Notwithstanding its reputation for Gothic splendour, Prague has long been a city of pioneers, giving birth to astronomers and mathematicians. This scientific history is best summed-up by the Astronomical Clock, an extraordinarily complicated timepiece mounted on the southern wall of the Old Town Hall. It’s the only one of its kind in the world, so to avoid the on-the-hour crowds that arrive to ‘ooh’ and ‘aah’ at its clockwork figurines, clamber up the Old Town Hall Tower for a bird’s-eye view of the unfolding spectacle.

 

Toast your arrival

 

To experience the city like a true bohemian, visit the magnificent Lobkowicz Palace. Do so in princely style by sipping a glass of Prosecco from the palace balcony as part of the hotel’s year-round Lobkowicz Princely Experience package. Afterwards, swing by Bugsy’s Bar, the city’s classic glamour haunt. Even though Prague is a city of beer-drinkers, cocktail hour is celebrated here with creative tipples: try the award-winning Almond Cigar, the perfect marriage of Havana rum, amaretto and lime.

Make time to unwind

Dine in style 

 

For an exceptional night out, book in advance for La Degustation Boheme Bourgeoise is the city’s standout Michelin-star restaurant, proposing delicate six or 11-course tasting menus.
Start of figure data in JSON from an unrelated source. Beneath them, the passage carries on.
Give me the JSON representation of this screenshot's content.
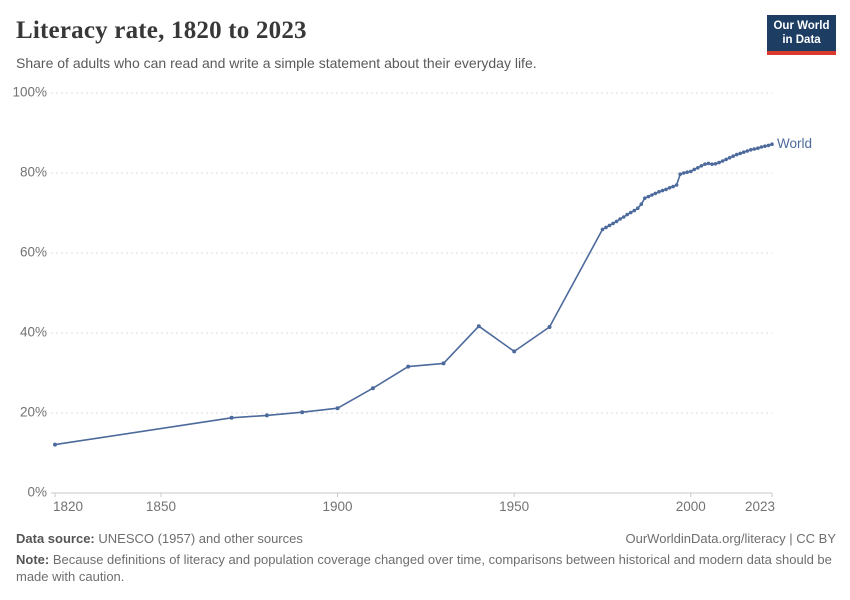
{
  "logo": {
    "line1": "Our World",
    "line2": "in Data",
    "navy": "#1d3d63",
    "red": "#d93a2d"
  },
  "footer": {
    "source_label": "Data source:",
    "source_value": "UNESCO (1957) and other sources",
    "link": "OurWorldinData.org/literacy | CC BY",
    "note_label": "Note:",
    "note_value": "Because definitions of literacy and population coverage changed over time, comparisons between historical and modern data should be made with caution."
  },
  "chart_data": {
    "type": "line",
    "title": "Literacy rate, 1820 to 2023",
    "subtitle": "Share of adults who can read and write a simple statement about their everyday life.",
    "xlabel": "",
    "ylabel": "",
    "xlim": [
      1820,
      2023
    ],
    "ylim": [
      0,
      100
    ],
    "x_ticks": [
      1820,
      1850,
      1900,
      1950,
      2000,
      2023
    ],
    "y_ticks": [
      0,
      20,
      40,
      60,
      80,
      100
    ],
    "y_suffix": "%",
    "grid": "horizontal-dashed",
    "legend_position": "line-end-label",
    "colors": {
      "accent": "#4C6A9C",
      "grid": "#dcdcdc",
      "axis": "#c8c8c8",
      "tick_text": "#737373"
    },
    "series": [
      {
        "name": "World",
        "color": "#4C6A9C",
        "points": [
          [
            1820,
            12.1
          ],
          [
            1870,
            18.8
          ],
          [
            1880,
            19.4
          ],
          [
            1890,
            20.2
          ],
          [
            1900,
            21.2
          ],
          [
            1910,
            26.2
          ],
          [
            1920,
            31.6
          ],
          [
            1930,
            32.4
          ],
          [
            1940,
            41.7
          ],
          [
            1950,
            35.4
          ],
          [
            1960,
            41.5
          ],
          [
            1975,
            65.9
          ],
          [
            1976,
            66.4
          ],
          [
            1977,
            66.9
          ],
          [
            1978,
            67.4
          ],
          [
            1979,
            67.9
          ],
          [
            1980,
            68.5
          ],
          [
            1981,
            69.0
          ],
          [
            1982,
            69.6
          ],
          [
            1983,
            70.1
          ],
          [
            1984,
            70.6
          ],
          [
            1985,
            71.2
          ],
          [
            1986,
            72.2
          ],
          [
            1987,
            73.7
          ],
          [
            1988,
            74.1
          ],
          [
            1989,
            74.5
          ],
          [
            1990,
            74.9
          ],
          [
            1991,
            75.3
          ],
          [
            1992,
            75.6
          ],
          [
            1993,
            75.9
          ],
          [
            1994,
            76.3
          ],
          [
            1995,
            76.6
          ],
          [
            1996,
            77.0
          ],
          [
            1997,
            79.7
          ],
          [
            1998,
            80.0
          ],
          [
            1999,
            80.2
          ],
          [
            2000,
            80.4
          ],
          [
            2001,
            80.9
          ],
          [
            2002,
            81.3
          ],
          [
            2003,
            81.8
          ],
          [
            2004,
            82.2
          ],
          [
            2005,
            82.4
          ],
          [
            2006,
            82.2
          ],
          [
            2007,
            82.3
          ],
          [
            2008,
            82.6
          ],
          [
            2009,
            83.0
          ],
          [
            2010,
            83.4
          ],
          [
            2011,
            83.8
          ],
          [
            2012,
            84.2
          ],
          [
            2013,
            84.6
          ],
          [
            2014,
            84.9
          ],
          [
            2015,
            85.2
          ],
          [
            2016,
            85.5
          ],
          [
            2017,
            85.8
          ],
          [
            2018,
            86.0
          ],
          [
            2019,
            86.2
          ],
          [
            2020,
            86.5
          ],
          [
            2021,
            86.7
          ],
          [
            2022,
            86.9
          ],
          [
            2023,
            87.2
          ]
        ]
      }
    ]
  }
}
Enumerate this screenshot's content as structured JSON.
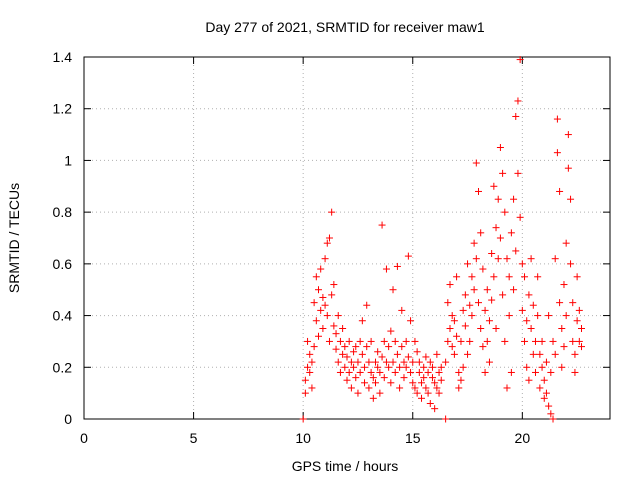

It casts the idea of Czech cuisine as little more than dumplings and potatoes into the Vltava and its menu of dishes such as juniper-scented duck and plum and cherry pigeon is teamed with deliciously-crisp local sauvignons and pinots.

Prague’s fairy-tale architecture

And finally...

Enjoy a truly eccentric travel experience at the Beer Spa, where you can bathe in a royal oak whirlpool tub filled to the brim with 1,000 litres of Krušovice beer. Weird and wonderful.